Do Your Blazing Core of Repressed Rage A Favour: Morgan Lloyd Malcolm’s ‘Emilia’

Do Your Blazing Core of Repressed Rage A Favour: Morgan Lloyd Malcolm’s ‘Emilia’

“Take the fire as your OWN. You can use it! The houses that have been built around us are not made of stone. The stakes we have been tied to will NOT survive if our flames burn bright. If they try to burn you… may your fire be strong enough so you can burn the WHOLE. FUCKING. HOUSE. DOWN.”

THAT was how Emilia brought the Globe down last night. Morgan Lloyd Malcolm’s play is a volcano of feminist rage erupting with absolutely zero fucks to give about how many misogynists it eviscerates along the way. The beautifully diverse all-female cast chronicles the entire life of Emilia Bassano, England’s first published female poet and a contemporary of Shakespeare’s, weaving each scrap of historical evidence we have about her into a symphonic story of the woman who defied every rule of her day to reclaim her voice and her power from those bred to silence her.

I knew I had to bless my eyes with this fearless production the moment I came across this tweet from a fellow bookseller.

Have you seen a more soul-demanding recommendation?

Clocking in at just under three hours, Nicole Charles has directed a broiling behemoth of a call to arms that uses the space in the Globe to truly stunning effect, with the players wading into the stalls multiple times, breaking the fourth wall, and revelling in Anna Morrisey’s jubilant choreography. And they did it all in pouring rain.

The beautiful and fierce Leah Harvey shines as the youngest version of Emilia as she finds her muses (I can’t wait to see her career take off), while Vinette Robinson as the older Emilia captures her grace and endurance as she overcomes barrier after barrier.

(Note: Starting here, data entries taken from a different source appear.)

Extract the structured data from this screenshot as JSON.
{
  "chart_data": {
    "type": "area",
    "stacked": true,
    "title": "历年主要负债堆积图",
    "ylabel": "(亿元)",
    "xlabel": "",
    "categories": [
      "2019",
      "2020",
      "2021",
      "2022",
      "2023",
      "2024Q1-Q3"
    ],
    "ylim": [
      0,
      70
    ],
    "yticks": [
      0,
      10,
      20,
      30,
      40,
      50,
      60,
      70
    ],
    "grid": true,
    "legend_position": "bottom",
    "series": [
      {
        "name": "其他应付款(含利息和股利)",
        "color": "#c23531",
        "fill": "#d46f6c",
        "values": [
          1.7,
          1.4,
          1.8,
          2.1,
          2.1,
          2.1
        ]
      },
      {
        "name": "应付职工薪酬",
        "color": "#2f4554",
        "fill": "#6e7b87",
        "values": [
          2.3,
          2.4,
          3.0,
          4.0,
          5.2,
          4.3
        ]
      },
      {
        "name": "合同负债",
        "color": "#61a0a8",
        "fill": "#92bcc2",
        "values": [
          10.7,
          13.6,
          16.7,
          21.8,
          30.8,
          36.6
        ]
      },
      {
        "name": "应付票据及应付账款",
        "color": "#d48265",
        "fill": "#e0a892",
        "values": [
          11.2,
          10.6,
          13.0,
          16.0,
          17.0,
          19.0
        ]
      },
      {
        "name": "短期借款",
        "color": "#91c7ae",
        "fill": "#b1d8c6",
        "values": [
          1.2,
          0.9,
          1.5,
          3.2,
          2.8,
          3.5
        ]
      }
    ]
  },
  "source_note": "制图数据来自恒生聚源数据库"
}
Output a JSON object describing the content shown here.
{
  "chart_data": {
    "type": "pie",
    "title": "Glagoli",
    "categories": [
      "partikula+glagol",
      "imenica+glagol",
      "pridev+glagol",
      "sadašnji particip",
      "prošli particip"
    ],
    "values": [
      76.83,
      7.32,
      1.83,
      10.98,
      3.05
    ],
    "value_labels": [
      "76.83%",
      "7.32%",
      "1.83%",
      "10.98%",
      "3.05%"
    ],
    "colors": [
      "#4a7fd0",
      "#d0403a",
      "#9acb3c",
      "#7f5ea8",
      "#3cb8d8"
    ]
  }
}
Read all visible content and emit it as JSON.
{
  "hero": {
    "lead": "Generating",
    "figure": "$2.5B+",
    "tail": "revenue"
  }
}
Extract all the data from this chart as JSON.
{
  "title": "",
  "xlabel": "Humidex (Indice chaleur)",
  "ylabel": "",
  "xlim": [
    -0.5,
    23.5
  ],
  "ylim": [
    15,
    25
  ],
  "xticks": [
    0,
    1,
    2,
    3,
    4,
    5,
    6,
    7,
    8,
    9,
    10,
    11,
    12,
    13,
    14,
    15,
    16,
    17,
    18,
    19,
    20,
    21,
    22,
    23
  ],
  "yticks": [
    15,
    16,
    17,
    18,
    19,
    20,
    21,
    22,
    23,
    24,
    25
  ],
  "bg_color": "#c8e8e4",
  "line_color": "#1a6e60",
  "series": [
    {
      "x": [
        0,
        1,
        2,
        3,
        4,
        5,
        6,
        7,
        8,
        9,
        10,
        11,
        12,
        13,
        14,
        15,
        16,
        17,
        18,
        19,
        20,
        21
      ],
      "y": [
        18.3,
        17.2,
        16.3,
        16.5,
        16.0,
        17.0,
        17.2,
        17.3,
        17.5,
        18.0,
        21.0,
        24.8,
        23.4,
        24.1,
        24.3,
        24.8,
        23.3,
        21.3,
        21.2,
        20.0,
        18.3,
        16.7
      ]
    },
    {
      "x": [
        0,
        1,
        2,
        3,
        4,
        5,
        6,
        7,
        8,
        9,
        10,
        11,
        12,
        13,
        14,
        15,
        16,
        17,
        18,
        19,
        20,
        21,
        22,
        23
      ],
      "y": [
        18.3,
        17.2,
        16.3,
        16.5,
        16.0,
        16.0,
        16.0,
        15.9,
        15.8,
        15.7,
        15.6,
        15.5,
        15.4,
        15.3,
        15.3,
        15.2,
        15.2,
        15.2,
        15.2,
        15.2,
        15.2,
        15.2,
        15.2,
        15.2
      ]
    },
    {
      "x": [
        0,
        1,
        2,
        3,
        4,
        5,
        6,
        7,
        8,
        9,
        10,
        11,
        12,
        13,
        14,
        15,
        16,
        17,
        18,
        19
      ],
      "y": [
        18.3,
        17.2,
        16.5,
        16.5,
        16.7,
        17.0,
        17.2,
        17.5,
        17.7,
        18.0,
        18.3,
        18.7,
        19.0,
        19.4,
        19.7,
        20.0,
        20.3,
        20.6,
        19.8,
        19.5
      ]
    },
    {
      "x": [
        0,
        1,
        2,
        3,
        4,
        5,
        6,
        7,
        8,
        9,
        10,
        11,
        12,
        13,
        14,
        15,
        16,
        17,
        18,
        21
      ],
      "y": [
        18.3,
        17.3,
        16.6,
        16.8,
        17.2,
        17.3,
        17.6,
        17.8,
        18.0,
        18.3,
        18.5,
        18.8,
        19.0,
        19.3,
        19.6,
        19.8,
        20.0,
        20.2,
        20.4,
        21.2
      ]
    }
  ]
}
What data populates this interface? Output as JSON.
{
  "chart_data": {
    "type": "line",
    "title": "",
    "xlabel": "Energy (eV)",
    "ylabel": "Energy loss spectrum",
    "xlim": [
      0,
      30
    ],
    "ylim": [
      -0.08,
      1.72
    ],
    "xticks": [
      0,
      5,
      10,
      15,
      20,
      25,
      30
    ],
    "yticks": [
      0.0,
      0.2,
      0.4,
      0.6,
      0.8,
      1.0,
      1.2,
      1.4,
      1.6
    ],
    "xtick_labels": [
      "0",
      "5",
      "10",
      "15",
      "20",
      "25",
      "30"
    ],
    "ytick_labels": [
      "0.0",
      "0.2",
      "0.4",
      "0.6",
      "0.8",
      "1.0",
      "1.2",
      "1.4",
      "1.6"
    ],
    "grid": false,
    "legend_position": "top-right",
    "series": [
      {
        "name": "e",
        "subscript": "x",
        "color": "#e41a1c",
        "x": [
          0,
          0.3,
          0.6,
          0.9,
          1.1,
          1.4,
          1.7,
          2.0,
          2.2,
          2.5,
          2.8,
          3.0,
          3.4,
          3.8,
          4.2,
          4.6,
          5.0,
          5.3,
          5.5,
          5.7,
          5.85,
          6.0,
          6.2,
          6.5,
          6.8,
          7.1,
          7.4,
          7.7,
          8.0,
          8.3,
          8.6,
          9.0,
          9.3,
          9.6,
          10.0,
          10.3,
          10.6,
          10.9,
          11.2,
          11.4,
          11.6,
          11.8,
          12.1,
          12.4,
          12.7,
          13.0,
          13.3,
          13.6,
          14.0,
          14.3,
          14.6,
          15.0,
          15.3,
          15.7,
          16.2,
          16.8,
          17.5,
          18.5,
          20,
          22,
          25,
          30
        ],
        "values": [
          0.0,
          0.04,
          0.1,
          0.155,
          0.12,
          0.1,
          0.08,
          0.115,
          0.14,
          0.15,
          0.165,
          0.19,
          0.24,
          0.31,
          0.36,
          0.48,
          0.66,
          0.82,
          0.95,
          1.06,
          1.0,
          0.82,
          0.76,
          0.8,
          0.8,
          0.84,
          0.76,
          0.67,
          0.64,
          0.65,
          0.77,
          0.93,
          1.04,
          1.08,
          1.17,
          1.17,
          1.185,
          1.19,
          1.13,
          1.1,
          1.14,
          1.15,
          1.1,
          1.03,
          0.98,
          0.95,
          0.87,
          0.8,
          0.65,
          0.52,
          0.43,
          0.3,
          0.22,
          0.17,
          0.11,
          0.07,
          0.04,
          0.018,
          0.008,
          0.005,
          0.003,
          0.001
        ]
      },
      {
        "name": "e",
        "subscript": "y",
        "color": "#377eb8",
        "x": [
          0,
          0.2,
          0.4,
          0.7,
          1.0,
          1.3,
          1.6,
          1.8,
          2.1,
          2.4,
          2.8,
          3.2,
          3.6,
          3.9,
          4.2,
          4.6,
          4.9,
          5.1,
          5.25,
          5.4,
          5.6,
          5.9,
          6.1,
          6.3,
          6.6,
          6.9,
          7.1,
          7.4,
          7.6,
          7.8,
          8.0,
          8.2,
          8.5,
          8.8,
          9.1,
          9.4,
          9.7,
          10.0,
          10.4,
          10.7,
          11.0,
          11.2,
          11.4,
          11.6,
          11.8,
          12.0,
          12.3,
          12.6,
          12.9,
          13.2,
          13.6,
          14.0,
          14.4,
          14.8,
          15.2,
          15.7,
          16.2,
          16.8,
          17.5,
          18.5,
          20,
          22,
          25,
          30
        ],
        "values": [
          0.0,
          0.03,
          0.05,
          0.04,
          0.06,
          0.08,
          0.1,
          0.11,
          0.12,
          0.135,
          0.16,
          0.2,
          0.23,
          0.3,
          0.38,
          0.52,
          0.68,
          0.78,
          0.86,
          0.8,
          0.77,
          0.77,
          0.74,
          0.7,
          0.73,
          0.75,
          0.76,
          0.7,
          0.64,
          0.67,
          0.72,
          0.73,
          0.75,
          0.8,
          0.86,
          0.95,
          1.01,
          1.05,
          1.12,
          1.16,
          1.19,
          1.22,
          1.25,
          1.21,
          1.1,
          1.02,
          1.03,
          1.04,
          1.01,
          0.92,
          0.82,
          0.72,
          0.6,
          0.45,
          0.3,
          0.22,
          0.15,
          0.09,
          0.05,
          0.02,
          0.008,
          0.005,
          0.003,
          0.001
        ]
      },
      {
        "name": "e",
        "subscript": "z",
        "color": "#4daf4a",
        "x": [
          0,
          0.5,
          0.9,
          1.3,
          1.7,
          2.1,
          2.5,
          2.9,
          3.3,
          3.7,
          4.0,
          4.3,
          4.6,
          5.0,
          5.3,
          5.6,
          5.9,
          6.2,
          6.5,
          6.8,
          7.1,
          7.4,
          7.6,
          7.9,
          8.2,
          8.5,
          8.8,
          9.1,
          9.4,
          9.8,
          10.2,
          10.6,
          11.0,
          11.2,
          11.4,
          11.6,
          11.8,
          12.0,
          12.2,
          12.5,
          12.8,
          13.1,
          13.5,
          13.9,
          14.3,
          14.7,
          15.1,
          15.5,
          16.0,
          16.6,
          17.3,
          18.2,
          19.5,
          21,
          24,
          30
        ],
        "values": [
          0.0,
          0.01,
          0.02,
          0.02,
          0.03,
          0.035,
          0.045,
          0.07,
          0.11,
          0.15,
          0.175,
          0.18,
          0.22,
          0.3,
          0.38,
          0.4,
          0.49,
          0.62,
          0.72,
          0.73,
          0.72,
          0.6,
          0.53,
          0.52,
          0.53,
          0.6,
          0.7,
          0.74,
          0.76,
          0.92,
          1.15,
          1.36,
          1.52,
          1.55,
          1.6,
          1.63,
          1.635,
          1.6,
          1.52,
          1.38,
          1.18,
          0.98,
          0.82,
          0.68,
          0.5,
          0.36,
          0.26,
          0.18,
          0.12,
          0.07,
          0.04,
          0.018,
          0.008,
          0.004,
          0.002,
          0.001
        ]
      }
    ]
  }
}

The script is obviously fire but she mines such depths in it and brings out so many nuanced beats and breaths.

I’ll never forget how she reacts to Shakespeare (ingeniously portrayed by Charity Wakefield) dismissing and diminishing her grief and urging her to just be at peace, how she roars after him: “I will never be at peace as long as I. HAVE. NO. VOICE.” Also that beat of silence when she rants about how there couldn’t be anything more violating, that was indescribable.

And there is no other way to characterise what happened in the last soliloquy than with that Korra gif – the indomitable Clare Perkins as the oldest Emilia utterly transformed the audience into a single synchronous sisterhood BAYING for blood. THAT is the power of art and representation and reclamation.

It resonated on a cellular level with every single woman in that crowd, that’s for sure. Watching it is like having dilithium crystals flung wantonly into the warp core of your imagination. I wish National Theatre Live were filming it before it closes.

Shout-out to Anna Andresen in her all-velvet get-up, and to the comic timing of Shiloh Coke and Amanda Wilkin. Every cast member plays about five different characters, all brilliant, but Amanda as Emilia’s flamboyant husband literally had me crying with laughter. The entire ensemble are just superlative and I’ve never had an audience experience like it, the closest thing was the London opening of Hamilton. Think on that.

You’ve only got one week left to see it, folks.

Do your blazing core of repressed rage a favour.